Raccolta delle drupe Le drupe del caffè vengono raccolte a mano per garantire il perfetto livello di maturazione dei frutti e consegnate in giornata alla stazione di lavaggio per la lavorazione. Rimozione di buccia e polpa La prima fase di lavorazione consiste nella rimozione meccanica della buccia e della polpa del frutto in modo da separare i chicchi di caffè verdi che saranno successivamente fermentati in acqua. Gli scarti di lavorazione, bucce e polpa, saranno utilizzate come compost naturale per il nutrimento delle piante. Fermentazione in acqua I chicchi di caffè vengono immersi in acqua all’interno di vasche per la fermentazione, dove resteranno per un periodo che varia dalle 12 alle 24 ore in base al clima esterno. Successivamente alla fermentazione, i chicchi di caffè vengono fatti passare attraverso appositi canali di risciacquo dove verrà rimossa la parte di mucillagine ancora presente.

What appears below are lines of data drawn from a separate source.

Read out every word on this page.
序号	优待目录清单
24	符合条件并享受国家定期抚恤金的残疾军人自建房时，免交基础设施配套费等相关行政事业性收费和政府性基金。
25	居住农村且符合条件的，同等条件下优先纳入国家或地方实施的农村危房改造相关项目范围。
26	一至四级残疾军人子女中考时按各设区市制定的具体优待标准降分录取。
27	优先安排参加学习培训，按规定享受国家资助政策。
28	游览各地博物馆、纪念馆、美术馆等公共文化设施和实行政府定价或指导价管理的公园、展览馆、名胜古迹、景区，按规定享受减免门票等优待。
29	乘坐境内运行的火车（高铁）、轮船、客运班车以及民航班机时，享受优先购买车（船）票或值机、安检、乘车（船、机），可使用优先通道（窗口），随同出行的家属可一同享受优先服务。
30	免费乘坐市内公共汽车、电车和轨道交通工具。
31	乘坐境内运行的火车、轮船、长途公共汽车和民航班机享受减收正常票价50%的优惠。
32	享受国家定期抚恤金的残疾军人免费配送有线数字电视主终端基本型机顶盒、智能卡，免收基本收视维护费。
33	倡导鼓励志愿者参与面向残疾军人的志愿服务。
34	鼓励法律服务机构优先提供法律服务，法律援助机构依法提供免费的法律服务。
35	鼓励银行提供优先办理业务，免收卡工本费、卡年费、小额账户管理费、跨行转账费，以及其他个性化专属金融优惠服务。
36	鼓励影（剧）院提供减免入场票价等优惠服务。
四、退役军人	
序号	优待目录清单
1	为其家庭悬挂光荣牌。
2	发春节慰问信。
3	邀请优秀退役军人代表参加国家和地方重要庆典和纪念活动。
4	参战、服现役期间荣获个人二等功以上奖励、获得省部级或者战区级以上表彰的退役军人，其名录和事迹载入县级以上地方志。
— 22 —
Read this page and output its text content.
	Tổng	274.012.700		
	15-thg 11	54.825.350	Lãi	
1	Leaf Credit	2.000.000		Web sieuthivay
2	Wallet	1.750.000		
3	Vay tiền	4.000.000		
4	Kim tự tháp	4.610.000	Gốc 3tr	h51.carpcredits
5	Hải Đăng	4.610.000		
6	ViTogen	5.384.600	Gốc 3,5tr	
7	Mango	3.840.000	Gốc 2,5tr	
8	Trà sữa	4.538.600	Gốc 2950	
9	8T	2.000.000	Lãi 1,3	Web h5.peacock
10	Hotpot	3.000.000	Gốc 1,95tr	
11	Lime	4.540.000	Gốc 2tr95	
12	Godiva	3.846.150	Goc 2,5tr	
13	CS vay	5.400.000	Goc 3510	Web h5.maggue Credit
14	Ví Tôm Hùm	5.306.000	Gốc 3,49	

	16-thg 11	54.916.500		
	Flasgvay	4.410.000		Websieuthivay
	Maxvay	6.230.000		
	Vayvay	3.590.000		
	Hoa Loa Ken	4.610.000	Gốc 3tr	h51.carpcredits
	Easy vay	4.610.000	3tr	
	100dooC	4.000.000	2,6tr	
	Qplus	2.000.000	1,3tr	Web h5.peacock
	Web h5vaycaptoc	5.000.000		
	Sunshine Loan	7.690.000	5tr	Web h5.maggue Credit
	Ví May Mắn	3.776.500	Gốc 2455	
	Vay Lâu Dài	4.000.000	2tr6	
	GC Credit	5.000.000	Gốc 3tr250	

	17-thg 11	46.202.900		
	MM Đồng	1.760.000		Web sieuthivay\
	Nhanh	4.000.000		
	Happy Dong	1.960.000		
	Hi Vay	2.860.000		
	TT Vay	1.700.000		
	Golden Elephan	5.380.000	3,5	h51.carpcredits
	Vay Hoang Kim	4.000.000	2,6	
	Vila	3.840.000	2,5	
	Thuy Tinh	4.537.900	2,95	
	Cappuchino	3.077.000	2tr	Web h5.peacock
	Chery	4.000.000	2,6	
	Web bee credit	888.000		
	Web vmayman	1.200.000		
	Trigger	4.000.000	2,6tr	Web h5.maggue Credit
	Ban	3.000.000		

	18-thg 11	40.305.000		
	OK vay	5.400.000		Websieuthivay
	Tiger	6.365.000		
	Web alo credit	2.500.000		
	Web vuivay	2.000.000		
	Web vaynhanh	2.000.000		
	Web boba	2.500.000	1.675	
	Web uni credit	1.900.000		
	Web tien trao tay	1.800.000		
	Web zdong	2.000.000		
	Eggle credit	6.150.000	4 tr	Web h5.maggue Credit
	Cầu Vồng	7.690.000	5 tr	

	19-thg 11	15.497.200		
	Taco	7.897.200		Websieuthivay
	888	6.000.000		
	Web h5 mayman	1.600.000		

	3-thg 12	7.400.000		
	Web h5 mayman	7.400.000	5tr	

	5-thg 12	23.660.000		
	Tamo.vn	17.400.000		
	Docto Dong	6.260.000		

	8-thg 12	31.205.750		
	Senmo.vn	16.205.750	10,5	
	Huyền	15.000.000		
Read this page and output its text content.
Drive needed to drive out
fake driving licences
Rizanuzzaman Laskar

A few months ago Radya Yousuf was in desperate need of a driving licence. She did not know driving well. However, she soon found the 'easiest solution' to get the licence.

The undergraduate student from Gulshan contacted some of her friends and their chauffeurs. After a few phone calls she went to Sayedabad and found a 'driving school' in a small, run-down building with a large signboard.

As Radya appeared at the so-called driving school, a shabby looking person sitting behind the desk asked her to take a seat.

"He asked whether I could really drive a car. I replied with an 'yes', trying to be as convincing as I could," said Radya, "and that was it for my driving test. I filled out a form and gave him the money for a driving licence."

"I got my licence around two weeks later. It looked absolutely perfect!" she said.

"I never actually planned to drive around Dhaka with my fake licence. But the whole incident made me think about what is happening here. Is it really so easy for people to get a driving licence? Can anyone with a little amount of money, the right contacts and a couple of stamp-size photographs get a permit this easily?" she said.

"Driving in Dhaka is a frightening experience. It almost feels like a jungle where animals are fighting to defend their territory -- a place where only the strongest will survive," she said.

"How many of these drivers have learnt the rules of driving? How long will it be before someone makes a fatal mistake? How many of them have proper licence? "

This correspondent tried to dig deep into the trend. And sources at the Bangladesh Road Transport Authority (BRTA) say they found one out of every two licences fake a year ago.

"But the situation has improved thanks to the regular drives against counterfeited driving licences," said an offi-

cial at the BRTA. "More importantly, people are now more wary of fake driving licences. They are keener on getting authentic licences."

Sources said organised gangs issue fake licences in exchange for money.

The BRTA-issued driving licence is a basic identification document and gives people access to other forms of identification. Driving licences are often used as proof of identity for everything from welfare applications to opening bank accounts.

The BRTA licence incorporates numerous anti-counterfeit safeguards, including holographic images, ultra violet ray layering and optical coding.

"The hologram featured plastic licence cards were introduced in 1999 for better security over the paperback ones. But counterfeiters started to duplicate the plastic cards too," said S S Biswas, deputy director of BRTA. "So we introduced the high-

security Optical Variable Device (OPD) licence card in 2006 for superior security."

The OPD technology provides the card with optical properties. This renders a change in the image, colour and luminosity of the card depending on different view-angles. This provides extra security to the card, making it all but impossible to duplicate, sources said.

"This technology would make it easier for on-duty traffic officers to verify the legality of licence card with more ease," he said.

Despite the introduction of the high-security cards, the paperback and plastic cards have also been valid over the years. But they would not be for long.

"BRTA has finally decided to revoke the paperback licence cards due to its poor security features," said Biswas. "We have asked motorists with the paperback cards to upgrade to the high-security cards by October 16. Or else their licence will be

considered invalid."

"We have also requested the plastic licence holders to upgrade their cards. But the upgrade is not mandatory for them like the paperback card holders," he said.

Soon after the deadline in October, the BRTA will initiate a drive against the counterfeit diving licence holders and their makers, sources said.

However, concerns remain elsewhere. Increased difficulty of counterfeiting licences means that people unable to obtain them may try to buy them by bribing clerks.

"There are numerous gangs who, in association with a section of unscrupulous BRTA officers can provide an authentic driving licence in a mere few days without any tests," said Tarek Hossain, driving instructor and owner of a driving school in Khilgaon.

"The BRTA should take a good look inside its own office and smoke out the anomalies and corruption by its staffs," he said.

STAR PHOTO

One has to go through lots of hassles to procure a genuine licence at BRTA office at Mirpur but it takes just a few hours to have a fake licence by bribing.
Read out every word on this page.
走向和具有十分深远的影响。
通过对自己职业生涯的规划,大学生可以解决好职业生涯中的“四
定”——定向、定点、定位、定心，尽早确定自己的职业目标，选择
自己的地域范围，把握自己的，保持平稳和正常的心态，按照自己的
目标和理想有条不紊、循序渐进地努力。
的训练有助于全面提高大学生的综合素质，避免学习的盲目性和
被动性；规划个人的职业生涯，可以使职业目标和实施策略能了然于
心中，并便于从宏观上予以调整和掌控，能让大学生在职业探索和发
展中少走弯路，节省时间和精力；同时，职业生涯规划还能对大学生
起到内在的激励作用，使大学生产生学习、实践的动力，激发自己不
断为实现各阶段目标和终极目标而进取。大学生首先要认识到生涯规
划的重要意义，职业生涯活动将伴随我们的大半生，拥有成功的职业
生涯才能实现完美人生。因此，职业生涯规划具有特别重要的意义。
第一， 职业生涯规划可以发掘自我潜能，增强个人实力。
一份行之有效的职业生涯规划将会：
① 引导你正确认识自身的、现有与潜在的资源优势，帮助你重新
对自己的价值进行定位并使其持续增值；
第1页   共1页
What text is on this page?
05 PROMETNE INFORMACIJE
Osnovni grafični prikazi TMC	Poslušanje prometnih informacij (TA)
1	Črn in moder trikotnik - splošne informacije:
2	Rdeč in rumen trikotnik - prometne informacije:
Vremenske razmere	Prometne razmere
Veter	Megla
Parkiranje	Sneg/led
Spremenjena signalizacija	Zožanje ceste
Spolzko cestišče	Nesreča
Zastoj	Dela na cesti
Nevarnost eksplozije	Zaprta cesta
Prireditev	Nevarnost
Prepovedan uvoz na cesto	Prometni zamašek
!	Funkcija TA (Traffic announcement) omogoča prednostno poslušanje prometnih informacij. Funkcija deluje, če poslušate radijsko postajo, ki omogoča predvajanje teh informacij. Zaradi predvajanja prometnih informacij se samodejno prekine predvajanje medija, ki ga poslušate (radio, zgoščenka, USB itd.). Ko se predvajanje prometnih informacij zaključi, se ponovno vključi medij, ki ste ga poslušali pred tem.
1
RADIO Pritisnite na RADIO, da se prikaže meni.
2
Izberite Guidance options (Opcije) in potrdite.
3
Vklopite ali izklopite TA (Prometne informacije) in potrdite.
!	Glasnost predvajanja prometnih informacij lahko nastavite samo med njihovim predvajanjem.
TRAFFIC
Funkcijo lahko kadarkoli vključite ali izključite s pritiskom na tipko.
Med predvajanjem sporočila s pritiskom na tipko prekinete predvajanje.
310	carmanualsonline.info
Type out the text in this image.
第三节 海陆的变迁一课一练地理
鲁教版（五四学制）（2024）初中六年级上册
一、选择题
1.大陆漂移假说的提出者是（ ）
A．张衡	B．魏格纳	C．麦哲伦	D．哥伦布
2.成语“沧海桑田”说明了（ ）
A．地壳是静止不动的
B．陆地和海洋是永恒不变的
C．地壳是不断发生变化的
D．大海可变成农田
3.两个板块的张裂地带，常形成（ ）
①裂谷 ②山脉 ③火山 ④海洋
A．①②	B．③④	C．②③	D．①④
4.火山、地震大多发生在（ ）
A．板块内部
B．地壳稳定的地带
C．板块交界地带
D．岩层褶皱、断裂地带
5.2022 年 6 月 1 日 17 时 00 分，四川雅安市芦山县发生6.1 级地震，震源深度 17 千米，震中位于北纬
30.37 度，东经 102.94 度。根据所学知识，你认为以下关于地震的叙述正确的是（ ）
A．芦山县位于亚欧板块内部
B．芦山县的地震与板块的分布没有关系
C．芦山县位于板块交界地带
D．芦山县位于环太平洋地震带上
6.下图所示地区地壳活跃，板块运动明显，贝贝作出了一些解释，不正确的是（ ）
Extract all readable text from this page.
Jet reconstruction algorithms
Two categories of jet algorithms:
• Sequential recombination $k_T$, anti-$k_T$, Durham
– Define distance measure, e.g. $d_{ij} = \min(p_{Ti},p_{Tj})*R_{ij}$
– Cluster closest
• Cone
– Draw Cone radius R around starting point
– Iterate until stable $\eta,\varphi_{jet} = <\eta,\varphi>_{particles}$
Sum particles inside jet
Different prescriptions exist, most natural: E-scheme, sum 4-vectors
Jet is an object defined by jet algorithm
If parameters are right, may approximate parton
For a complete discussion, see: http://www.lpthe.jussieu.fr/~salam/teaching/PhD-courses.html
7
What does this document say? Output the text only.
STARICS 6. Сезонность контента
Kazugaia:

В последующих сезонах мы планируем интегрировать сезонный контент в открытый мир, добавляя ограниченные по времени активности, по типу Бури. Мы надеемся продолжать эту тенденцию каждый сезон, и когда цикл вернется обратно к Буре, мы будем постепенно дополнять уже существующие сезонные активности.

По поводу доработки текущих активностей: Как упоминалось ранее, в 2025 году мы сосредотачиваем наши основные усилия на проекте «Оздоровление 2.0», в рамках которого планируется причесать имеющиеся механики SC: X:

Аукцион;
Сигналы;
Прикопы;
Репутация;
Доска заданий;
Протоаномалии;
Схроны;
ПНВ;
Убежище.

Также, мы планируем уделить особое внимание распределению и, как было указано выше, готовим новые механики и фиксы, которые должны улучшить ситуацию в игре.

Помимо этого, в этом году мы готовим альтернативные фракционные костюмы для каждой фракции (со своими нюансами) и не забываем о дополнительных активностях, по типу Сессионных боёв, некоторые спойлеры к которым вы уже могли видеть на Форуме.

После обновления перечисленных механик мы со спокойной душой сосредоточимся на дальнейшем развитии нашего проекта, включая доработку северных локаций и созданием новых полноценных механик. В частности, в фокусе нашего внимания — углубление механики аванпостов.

Asciugatura I chicchi di caffè vengono ora disposti su letti rialzati (african bed) e messi ad asciugare al sole per un periodo di tempo cha varia dalle 3 alle 4 settimane. Questa lenta procedura permetterà di ottenere chicchi omogenei e con una percentuale di umidità finale compresa tra il 10% e il 12%. Confezionamento e riduzione dell’umidità Dopo l’essiccazione, i caffè verranno confezionati in sacchi di iuta e stoccati in magazzino per circa 1 mese; questo processo aiuta standardizzare ulteriormente la percentuale di umidità evitando così il rischio di formazione di muffe durante il trasporto marittimo. Decorticazione Una volta raggiunto il giusto grado di umidità il pergamino viene rimosso dal chicco del caffè attraverso una macchina a rulli. Successivamente il caffè viene collocato definitivamente in sacchi di juta e reso pronto per la spedizione.

IL PACKAGING

Acquista i nostri prodotti!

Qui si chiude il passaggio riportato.